Energy neutral house in Texel

The “LiveFree” team recently completed a zero energy house on the island of Texel, The Netherlands. This house was designed following the rules of the trias energetica, making it completely self-sufficient. The goal of LiveFree is to develop houses that have a surplus of energy. This is possible through the special combination of a very high-quality and pleasant indoor climate, a very low energy consumption of the home, an active contribution to the energy needs of the user and the use of sustainable materials.

Trias energetica
Picture above: The Trias Energica as developed in 1979 by the TU Delft leaded by Kees Duijvestein.

Technical features

The house is equipped with a HomeSpa circulation shower from Hamwells, installed by CV & Warmtepomp from Haaften (NL). As a result, the need for hot tap water has also fallen sharply and the infrastructure can be easily realized. The heating infrastructure is based on a buffer tank of 2000 liters, placed in the wall. This vessel is equipped with a heat exchanger connected to floor heating that keeps the house at the right temperature.

Fresh-R zorgt voor verse lucht in je huis met balansventilatie
Picture above: The LiveFreee house uses the HomeSpa made by Hamwells to greatly reduce the need for domestic hot water.

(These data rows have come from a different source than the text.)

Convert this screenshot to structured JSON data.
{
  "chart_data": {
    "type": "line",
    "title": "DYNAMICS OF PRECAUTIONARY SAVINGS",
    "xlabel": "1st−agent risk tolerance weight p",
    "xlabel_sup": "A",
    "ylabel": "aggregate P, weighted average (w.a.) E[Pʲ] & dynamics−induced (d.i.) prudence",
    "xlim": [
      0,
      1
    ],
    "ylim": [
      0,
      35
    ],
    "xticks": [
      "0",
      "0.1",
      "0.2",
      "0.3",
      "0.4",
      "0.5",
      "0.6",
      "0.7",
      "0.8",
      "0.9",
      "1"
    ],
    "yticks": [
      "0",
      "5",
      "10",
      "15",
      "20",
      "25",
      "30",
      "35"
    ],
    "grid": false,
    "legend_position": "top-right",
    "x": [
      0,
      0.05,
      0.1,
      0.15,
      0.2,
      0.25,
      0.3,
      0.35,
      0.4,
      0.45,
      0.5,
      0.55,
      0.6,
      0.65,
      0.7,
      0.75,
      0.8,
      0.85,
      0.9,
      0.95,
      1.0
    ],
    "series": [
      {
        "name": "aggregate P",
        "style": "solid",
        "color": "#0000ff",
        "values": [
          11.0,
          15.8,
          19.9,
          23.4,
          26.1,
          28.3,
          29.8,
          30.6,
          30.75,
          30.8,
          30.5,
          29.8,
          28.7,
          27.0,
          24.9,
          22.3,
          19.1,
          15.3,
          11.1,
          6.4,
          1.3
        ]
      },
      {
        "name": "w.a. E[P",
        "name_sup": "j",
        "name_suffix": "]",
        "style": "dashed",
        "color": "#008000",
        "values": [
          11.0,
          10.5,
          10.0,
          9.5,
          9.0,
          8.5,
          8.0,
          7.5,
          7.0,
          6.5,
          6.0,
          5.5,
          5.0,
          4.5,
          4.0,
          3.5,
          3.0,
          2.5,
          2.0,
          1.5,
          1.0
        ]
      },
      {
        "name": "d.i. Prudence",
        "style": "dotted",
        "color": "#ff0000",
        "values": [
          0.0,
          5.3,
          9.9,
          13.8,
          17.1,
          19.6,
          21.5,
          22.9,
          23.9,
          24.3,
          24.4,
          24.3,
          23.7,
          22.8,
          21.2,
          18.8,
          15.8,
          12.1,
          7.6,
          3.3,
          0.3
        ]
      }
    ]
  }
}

6 steps to a zero energy house

Step 1

Make the house air tight and improve the insulation. This allows for a great reduction of the energy requirements of the house.

Step 2

Ventilate the house using an air-to-air heat exchanger. Now you always have good air quality.

Step 3

Warm your house using low temperature heating or infrared panels

Step 4

Reduce the need for domestic hot water using a shower heat exchanger or recirculating shower. This immediately saves 60% – 80% of the energy need for your shower.

Step 5

The small amount of energy needed can be obtained using solar panels combined with storage in water buffers, batteries or H2 tanks

Step 6

Live long and prosper!

Reduce the need for domestic hot water

Energy saving showers

The Blue made by Hamwells is a shower system in which a shower-heat recovery module is integrated. This module ensures that a large part of the energy put into the hot shower water can be reused. The demand for hot tap water therefore drops to only 1.8 liters per minute. A saving shower as specified by, among others, milieucentraal still requires 4 liters per minute per minute.

De duurzame douche
Picture above: The Blue made by Hamwells uses only 1,8 liters of hot water per minute.

Reducing your use of hot tap water also has a major impact on your CO2 emmissions. Read more about this in this article.

Recirculating showers

If you want to live sustainable, of even completely off the grid, you can use a recirculating shower. These systems are offered by many companies and can filter, purify and recirculate the water.

Picture above: The HomeSpa made by Hamwells uses only 1,4 liters of water per minute.